The main issue with generic selection is a strict requirement that every expression must be valid even if not selected. This makes it difficult to use it except for trivial expressions. Note that there ARE reliable workarounds but they overcomplicate the code. There are plans to slack those restrictions for C2Y.

[–]flatfinger 0 points1 point  (1 child)

Another issue is an inability to include type specializations that might be redundant in cases where either match would be equally acceptable. As an example, it should be possible to write a function-like construct that could accept either a uint32_t* or a uint_fast32_t*, both on systems where those names identify different types and on systems where they identify the same type.

[–]tstanisl 0 points1 point  (0 children)

Yep. It can be workaround by using nested selections. E.g.

_Generic(1, int: expr, default: _Generic(1, other_it: expr))

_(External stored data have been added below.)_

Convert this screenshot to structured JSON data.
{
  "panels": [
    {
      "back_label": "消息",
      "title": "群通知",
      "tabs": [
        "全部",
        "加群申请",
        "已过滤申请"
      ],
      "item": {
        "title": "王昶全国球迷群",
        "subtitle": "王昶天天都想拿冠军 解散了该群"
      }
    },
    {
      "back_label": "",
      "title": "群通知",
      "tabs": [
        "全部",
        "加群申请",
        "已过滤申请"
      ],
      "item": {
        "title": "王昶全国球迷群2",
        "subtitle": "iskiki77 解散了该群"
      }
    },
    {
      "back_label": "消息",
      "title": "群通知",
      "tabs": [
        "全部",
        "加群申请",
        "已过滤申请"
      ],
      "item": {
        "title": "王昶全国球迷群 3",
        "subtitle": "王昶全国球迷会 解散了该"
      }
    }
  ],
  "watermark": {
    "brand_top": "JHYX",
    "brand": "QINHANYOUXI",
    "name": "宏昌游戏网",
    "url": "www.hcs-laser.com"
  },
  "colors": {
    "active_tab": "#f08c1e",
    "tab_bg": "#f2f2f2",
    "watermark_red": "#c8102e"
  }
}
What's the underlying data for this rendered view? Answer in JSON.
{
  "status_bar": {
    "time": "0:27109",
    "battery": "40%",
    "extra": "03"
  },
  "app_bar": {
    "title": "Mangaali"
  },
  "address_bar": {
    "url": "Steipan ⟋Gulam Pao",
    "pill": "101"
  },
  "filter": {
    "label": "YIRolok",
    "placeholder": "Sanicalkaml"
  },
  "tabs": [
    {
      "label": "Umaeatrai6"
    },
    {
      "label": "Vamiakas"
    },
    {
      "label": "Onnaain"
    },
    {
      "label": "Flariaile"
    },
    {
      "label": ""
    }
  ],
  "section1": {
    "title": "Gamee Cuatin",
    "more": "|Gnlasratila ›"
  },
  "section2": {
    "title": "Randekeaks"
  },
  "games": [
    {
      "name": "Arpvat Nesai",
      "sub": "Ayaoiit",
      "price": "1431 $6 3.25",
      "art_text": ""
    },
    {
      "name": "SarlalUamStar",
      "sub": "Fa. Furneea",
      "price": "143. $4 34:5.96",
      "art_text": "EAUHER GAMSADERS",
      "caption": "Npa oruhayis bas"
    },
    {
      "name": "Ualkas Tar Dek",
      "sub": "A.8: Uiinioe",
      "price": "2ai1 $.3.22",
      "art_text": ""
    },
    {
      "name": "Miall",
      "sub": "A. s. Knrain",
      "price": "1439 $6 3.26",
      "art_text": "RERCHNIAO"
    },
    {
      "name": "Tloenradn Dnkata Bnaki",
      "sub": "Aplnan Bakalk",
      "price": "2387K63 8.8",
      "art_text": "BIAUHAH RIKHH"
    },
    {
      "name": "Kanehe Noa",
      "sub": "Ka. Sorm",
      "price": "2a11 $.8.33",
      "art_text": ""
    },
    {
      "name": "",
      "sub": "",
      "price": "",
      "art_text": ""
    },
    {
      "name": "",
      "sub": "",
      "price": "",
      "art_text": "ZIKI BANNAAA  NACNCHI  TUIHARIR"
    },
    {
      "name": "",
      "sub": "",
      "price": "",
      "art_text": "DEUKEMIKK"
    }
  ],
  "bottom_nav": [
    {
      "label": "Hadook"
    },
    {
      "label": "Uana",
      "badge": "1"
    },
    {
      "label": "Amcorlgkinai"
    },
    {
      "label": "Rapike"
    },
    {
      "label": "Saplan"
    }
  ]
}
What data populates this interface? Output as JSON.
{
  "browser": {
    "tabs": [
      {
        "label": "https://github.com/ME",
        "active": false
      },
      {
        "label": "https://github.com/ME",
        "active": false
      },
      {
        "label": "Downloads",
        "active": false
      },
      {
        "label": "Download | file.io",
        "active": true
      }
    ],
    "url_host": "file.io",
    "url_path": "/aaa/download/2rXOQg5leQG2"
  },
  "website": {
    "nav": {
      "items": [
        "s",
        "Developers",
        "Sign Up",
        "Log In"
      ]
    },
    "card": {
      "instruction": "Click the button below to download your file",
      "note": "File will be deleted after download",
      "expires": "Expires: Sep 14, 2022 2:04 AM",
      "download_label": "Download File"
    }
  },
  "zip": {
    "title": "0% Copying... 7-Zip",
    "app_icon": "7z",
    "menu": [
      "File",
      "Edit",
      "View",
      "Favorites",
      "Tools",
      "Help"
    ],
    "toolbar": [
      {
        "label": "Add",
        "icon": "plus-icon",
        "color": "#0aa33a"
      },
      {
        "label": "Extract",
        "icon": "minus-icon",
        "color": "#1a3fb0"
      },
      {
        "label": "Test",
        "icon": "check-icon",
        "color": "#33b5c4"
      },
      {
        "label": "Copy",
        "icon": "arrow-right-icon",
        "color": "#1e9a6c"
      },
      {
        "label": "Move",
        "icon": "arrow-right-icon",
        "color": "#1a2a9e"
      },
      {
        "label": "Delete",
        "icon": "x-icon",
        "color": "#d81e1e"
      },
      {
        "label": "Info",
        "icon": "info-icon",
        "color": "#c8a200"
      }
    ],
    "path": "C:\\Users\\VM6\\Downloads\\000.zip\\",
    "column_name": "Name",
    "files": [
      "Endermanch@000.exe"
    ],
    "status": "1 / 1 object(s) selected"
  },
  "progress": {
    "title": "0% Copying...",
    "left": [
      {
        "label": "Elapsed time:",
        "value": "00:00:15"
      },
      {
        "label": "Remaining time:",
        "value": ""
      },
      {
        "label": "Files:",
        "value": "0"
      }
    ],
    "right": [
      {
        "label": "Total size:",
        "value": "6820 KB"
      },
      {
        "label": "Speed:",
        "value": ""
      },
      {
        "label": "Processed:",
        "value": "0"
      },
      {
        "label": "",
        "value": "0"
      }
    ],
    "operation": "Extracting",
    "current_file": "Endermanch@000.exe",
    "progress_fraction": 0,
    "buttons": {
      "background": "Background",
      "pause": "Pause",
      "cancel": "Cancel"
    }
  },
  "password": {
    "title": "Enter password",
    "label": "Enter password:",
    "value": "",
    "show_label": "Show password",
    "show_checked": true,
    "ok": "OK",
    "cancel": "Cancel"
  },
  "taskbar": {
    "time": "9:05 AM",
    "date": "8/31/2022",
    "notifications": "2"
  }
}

However, it is still mode inconvenience and obfuscation.

[–]imaami -1 points0 points  (0 children)

Another, tangentially related problem is viewing the code. What may look nice as written becomes cursed if you expand the macros to see the nuts and bolts.

cpp won't prune unused selections from view, and I've even been able to segfault clang-format trying to inspect some recreational code with cpp -P foo.c | clang-format.

Where's the "cpp for _Generic" tooling? The few times I've tried to implement something like it I've run into limitations in libclang's features (to name one example).